Akibatnya sudah bisa dibaca, ke depan guru akan kian diatur. Subyek guru akan kian lesap. Hal ini berarti Kurikulum 2013 akan kian menjauhkan cita-cita Mendikbud sebagaimana dikutip di awal. Dari sisi substansinya sendiri, sebagaimana dikatakan Kiai Maman Imanulhaq, kurikulum bertendensi religius itu justru  meninggalkan nilai-nilai religiositas, kecuali jika yang dimaksud religiositas hanya hal-hal permukaan. Kurikulum 2013, kata pengasuh Pondok Pesantren Al-Mizan Majalengka, yang kini anggota DPR (2014-2019) itu, mencerminkan nilai religiositas simbolik yang meninggalkan substansi ajaran agama. Walhasil, Kurikulum 2013 menjadi kurikulum sofistik, mengelabui.

Posisi Kurikulum 2013 sedemikian sesungguhnya juga telah melanggar UU  Sisdiknas No 20 Tahun 2003. Pasal 38 Ayat 1 jelas mengatur bahwa pemerintah hanya menetapkan kerangka dasar dan struktur kurikulum (Standar Isi), sedangkan kurikulumnya ”dikembangkan sesuai dengan relevansinya oleh setiap kelompok atau satuan pendidikan dan komite sekolah/madrasah di bawah koordinasi dan supervisi dinas pendidikan atau kantor Departemen Agama Kabupaten/Kota untuk pendidikan dasar dan Propinsi untuk pendidikan menengah” (ayat 2).

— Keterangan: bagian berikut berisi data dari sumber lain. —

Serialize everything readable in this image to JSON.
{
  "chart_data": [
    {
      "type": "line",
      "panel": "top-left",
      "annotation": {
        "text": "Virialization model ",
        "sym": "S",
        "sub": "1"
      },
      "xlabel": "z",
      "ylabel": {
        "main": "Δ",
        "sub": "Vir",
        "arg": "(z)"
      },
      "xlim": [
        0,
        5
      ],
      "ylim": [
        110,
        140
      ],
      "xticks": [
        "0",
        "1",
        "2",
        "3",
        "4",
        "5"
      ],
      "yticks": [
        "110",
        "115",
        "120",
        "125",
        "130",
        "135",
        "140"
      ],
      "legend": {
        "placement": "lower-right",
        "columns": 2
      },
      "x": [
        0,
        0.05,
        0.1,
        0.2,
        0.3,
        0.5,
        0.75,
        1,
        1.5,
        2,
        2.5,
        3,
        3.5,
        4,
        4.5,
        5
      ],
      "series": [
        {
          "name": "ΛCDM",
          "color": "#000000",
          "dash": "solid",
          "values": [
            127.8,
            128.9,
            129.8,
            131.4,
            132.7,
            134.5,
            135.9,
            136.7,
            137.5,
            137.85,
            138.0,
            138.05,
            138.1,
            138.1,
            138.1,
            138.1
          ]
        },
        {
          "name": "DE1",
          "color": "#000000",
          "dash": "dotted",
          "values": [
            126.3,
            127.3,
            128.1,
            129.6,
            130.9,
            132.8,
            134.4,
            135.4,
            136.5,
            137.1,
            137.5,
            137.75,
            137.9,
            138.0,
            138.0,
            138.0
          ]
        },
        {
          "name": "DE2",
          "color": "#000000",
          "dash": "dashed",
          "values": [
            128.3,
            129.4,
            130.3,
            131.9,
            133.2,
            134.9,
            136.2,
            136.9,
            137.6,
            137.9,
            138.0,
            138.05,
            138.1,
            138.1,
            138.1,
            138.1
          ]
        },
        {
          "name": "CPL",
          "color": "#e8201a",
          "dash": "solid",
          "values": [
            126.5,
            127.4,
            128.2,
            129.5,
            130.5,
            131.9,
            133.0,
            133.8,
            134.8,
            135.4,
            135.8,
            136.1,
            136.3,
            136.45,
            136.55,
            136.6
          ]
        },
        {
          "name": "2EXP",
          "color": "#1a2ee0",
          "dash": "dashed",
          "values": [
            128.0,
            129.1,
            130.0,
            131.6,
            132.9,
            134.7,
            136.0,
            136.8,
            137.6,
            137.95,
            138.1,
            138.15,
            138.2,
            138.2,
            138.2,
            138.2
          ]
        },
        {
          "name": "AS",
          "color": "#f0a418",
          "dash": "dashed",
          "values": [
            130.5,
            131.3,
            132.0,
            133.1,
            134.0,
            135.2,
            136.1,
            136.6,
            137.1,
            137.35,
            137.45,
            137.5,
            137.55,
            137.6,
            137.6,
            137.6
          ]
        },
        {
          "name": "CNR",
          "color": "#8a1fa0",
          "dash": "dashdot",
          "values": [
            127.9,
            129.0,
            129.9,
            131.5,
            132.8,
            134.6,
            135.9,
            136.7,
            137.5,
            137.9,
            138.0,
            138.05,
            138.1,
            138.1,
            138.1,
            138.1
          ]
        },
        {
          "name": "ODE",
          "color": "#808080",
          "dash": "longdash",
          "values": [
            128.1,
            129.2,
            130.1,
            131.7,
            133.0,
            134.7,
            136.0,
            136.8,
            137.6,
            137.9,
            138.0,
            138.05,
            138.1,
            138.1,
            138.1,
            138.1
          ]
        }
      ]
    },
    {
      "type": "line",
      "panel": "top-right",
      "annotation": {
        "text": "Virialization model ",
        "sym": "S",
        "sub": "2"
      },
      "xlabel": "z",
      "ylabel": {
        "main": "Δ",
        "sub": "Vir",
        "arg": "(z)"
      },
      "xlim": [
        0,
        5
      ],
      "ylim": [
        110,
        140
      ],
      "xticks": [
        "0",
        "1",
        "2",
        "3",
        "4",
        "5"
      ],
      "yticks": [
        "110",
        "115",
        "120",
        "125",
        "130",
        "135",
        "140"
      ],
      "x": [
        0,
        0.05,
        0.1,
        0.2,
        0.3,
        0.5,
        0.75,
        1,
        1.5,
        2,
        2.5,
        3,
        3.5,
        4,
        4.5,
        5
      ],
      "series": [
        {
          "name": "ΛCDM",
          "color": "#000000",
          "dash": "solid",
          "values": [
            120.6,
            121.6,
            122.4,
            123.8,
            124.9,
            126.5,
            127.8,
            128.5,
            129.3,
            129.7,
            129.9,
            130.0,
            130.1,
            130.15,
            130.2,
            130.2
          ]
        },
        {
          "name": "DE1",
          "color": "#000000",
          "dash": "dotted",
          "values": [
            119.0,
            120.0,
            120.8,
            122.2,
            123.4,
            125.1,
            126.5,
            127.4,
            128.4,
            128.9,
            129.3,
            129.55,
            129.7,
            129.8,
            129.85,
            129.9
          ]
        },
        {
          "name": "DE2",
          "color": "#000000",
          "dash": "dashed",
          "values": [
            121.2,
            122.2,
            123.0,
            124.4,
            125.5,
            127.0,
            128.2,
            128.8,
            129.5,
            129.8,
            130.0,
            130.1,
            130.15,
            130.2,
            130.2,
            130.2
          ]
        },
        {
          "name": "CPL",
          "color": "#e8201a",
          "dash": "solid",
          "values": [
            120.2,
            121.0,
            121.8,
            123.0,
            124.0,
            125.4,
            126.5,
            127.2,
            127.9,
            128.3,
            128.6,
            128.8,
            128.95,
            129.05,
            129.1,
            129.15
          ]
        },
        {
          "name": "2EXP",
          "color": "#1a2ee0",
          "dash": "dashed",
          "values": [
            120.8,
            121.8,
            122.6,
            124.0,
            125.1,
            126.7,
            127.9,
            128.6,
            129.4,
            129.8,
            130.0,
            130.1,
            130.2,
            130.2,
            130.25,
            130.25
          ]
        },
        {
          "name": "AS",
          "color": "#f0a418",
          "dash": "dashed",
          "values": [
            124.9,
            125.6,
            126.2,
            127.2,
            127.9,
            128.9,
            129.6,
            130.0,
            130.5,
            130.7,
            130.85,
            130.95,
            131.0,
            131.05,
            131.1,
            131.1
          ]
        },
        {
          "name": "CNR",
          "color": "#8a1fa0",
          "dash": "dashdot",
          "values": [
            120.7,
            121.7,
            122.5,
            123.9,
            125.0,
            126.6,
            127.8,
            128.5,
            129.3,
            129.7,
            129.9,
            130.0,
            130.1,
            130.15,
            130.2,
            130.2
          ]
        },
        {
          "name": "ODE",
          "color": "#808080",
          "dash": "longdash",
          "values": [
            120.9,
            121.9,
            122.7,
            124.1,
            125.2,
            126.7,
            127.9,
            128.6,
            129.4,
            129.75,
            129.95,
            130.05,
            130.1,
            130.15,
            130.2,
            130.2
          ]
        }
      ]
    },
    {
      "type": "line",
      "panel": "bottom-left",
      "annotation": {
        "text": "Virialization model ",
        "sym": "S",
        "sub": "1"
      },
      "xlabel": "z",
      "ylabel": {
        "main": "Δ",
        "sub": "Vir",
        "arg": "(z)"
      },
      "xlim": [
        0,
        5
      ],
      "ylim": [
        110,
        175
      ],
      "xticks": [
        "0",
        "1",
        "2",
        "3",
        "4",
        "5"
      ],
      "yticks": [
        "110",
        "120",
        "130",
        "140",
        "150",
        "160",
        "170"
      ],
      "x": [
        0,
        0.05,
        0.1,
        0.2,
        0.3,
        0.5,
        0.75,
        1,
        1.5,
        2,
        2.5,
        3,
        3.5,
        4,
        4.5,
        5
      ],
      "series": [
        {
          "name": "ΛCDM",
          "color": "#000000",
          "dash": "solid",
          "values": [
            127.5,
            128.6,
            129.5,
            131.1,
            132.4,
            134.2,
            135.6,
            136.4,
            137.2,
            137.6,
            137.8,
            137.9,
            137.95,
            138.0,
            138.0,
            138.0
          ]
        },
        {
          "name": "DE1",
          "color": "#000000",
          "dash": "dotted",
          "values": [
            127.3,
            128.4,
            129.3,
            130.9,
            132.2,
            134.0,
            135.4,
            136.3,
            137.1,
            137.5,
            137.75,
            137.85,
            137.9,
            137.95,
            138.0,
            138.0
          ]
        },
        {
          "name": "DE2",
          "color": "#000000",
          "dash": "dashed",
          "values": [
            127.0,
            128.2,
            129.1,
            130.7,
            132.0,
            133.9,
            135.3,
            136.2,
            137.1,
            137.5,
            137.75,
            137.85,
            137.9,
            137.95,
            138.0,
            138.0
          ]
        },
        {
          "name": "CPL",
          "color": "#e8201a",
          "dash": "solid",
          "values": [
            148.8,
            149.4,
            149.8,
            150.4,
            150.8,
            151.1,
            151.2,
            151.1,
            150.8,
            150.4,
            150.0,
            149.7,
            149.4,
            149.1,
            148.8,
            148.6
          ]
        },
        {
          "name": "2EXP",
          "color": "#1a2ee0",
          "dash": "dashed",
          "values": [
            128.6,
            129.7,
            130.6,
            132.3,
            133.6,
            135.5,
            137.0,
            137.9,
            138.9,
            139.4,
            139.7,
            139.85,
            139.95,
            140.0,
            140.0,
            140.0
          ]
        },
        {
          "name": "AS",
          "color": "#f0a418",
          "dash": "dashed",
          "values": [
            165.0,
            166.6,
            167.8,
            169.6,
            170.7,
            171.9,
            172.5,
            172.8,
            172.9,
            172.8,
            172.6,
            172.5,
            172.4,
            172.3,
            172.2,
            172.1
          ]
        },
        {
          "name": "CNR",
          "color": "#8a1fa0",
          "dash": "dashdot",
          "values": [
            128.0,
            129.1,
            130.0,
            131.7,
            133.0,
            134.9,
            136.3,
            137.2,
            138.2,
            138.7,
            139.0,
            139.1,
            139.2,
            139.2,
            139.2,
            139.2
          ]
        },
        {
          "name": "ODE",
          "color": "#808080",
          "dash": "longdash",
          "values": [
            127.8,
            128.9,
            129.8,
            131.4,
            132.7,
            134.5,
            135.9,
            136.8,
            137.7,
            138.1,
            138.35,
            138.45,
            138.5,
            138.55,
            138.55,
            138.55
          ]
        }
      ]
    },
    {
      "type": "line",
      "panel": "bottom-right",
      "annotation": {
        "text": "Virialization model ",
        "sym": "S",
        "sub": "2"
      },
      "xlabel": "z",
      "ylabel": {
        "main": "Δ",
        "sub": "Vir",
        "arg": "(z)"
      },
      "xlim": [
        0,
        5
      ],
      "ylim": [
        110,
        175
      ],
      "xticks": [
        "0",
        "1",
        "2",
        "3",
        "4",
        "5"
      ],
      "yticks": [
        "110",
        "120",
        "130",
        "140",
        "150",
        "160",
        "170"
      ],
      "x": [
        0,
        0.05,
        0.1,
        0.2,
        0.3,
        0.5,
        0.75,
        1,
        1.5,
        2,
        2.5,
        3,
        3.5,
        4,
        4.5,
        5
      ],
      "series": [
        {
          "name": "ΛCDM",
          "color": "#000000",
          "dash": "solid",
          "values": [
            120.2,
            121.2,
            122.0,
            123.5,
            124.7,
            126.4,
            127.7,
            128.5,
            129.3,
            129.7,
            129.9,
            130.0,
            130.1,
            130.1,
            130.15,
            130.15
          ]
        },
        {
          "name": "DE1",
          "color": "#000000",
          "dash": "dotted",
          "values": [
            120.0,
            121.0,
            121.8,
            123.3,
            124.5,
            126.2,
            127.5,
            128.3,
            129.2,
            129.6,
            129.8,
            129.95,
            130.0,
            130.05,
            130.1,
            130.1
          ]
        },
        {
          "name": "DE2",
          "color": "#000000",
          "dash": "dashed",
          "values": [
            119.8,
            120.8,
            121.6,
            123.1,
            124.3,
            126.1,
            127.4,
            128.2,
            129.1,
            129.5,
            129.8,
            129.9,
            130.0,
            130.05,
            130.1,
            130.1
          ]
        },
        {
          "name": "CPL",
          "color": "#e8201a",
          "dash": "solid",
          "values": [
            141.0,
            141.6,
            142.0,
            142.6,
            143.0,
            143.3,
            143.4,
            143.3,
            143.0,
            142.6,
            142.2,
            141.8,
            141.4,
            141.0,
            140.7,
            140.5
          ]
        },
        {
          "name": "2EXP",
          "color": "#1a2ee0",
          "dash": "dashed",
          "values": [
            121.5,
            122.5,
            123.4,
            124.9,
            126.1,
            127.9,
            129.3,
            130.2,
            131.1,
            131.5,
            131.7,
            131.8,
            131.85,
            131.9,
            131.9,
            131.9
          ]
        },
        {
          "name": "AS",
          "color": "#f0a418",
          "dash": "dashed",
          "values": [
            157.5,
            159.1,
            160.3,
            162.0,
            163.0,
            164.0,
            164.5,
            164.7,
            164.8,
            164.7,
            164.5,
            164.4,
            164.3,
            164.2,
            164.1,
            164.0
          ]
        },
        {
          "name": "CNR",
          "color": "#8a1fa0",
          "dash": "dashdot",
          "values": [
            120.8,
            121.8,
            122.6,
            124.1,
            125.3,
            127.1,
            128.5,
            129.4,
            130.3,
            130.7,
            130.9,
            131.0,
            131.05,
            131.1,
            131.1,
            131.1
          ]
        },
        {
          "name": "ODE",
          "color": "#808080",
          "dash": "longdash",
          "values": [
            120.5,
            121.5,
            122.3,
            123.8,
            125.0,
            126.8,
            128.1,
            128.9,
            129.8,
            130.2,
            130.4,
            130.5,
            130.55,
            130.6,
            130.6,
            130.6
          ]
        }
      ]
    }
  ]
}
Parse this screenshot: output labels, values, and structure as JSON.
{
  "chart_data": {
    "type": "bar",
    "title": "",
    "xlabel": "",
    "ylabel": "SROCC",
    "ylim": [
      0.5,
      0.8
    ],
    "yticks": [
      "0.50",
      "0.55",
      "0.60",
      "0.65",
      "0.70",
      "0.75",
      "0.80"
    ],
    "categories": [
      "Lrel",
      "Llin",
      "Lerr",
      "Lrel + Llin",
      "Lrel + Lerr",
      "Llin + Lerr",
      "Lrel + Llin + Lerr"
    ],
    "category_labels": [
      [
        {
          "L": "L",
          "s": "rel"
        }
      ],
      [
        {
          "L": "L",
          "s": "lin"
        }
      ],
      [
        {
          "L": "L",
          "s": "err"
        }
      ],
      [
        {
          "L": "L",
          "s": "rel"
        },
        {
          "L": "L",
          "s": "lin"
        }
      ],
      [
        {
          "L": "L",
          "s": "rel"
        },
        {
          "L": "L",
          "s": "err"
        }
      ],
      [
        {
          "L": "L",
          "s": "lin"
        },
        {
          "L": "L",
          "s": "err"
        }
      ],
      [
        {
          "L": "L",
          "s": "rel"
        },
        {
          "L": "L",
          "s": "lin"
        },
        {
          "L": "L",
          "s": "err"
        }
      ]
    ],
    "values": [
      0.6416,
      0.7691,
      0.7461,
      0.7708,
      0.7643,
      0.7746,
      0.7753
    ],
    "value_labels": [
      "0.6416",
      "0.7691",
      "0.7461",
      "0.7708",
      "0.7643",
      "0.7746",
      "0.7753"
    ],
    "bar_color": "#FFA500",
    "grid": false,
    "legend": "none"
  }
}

Jelas UU itu memosisikan guru sejalan dengan cita-cita Mendikbud. Di sekolah, guru dijadikan subyek yang leluasa menyalurkan potensi dan kemampuan kreatifnya. Saat siswa bertemu dengan subyek guru seperti itu, sekolah niscaya akan jadi miniatur dunia pembebasan. Jadi, tunggu apa lagi, Pak Menteri. Untuk memosisikan guru pada kursi utama pendidikan, Anda tinggal melaksanakan UU itu. Ubahlah posisi guru dengan kebijakan, bukan hanya dengan kata-kata sebagaimana dilakukan pejabat sebelum Anda. Nasi belum jadi bubur. Kurikulum 2013 masih bisa dibatalkan. Dengan ini cukup sudah dunia pendidikan dikelabui penguasa. Ke depan, jangan ada lagi rezim kurikulum. Maka, mari akhiri Kurikulum 2103 dan mulailah sekolah!